Wie online een kaartje koopt voor Come Alive krijgt een linkje naar de mini-documentaire On Tickling retour. Het is niet zomaar een opwarmertje voor de tentoonstelling, maar zet de grondtoon. De ondertitel luidt dan wel: The Power of Pleasure en er wordt veel gesproken over sensualiteit en erotiek, maar deze presentatie gaat vooral over gemeenschappelijkheid. De mens is een sociaal wezen dat zich alleen kan realiseren via de ander, het liefst door fysiek contact.

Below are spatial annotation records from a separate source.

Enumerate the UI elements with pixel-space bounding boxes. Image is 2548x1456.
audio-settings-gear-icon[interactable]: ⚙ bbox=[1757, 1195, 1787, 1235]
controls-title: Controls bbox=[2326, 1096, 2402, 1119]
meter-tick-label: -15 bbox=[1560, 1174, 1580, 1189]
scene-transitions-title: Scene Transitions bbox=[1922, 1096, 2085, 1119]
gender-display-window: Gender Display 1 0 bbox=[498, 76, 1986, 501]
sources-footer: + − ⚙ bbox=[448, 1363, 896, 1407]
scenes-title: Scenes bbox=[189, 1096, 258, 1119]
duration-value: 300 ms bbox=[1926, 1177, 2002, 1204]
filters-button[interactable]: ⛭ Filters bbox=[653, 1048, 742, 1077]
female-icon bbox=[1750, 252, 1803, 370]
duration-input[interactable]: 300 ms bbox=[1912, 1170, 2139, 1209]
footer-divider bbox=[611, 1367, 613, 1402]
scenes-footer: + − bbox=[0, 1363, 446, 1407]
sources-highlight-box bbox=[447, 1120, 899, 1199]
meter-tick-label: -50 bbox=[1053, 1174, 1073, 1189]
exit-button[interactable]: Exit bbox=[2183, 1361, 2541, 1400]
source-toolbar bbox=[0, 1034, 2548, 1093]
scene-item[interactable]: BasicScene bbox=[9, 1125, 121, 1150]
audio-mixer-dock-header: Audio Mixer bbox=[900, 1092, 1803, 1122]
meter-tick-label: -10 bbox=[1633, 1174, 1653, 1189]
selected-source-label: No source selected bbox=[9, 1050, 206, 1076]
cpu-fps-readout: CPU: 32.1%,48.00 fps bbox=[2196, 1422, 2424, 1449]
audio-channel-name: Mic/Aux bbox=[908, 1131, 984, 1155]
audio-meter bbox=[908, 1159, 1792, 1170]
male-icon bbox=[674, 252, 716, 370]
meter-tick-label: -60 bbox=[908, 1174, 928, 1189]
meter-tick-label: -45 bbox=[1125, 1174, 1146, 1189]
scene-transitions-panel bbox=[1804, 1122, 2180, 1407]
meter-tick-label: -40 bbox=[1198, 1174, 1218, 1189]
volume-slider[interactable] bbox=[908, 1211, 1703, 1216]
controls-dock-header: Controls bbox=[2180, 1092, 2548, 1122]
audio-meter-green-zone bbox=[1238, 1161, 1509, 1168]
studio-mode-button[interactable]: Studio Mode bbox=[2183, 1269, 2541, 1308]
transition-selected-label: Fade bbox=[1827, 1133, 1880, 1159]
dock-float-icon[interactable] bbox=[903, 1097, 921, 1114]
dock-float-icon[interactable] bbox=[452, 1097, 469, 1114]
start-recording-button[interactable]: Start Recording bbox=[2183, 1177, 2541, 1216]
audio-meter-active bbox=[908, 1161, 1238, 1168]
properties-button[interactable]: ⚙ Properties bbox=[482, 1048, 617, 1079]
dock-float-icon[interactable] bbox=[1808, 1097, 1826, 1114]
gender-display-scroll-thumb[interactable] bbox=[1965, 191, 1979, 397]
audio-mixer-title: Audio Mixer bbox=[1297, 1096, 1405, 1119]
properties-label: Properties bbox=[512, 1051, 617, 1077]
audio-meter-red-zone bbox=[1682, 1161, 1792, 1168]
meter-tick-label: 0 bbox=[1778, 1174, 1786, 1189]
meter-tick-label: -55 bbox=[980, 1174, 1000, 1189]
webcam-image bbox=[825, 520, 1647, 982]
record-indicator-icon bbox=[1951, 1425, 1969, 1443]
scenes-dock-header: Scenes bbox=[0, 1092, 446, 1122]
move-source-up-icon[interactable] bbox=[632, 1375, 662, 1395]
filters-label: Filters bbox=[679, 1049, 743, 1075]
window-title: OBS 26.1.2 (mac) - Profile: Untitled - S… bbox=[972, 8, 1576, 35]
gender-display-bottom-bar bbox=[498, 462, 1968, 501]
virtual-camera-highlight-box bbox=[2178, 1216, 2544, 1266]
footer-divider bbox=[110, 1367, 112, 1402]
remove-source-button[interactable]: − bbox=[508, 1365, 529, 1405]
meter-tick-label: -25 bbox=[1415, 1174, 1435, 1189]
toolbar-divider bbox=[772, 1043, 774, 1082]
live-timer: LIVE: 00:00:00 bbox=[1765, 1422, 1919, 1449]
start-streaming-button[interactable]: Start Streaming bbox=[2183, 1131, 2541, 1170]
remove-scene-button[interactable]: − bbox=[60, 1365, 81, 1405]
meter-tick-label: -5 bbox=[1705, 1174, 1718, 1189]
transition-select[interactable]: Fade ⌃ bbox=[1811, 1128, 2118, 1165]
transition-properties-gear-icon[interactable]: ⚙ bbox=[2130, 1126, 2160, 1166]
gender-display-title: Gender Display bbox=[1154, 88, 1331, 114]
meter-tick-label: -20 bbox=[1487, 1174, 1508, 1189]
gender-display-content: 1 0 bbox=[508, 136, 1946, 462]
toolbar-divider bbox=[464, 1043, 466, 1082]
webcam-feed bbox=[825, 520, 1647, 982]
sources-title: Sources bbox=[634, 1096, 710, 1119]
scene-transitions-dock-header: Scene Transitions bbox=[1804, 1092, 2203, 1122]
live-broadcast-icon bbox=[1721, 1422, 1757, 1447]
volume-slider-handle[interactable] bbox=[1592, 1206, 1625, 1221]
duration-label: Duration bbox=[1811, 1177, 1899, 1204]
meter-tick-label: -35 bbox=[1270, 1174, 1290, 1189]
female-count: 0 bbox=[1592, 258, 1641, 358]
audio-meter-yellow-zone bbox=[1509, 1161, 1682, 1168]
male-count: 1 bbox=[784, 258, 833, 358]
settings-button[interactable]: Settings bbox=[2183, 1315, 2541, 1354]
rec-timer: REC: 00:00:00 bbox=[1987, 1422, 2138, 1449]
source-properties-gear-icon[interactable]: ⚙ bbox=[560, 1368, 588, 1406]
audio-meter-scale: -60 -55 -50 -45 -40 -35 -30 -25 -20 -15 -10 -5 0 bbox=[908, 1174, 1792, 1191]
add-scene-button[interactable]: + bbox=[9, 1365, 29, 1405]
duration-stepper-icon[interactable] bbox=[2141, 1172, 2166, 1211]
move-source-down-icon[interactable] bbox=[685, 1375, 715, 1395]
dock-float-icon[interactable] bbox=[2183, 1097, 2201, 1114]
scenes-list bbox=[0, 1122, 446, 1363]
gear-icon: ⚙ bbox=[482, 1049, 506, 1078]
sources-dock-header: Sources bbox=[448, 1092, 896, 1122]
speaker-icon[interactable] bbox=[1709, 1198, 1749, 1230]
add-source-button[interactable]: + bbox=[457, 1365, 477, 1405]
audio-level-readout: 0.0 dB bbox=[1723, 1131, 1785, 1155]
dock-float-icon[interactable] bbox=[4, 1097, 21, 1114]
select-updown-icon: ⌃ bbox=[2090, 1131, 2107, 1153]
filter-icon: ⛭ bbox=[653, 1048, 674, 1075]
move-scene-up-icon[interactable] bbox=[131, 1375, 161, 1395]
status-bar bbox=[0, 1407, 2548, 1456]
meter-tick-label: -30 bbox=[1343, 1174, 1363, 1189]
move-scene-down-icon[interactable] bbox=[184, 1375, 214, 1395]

Dat zijn we geneigd te vergeten in dit tijdperk van lockdowns, isolatie en verregaande virtualisering, waarin we onszelf reduceren tot een brein achter een computerscherm.
Mens en machine
Niet dat Come Alive een pleidooi is tegen digitalisering en de nieuwe technologische cultuur. Wie dat denkt heeft de eerdere tentoonstellingen van Ine Gevers niet gezien. De curator, die voor Come Alive samenwerkte met Morgan Catalina, gaf ons eerder Robot Love (2018) en Impossible Bodies (2020), over respectievelijk de grens tussen mens en machine en de mogelijkheid van intelligent leven voorbij de grenzen van het menselijk lichaam.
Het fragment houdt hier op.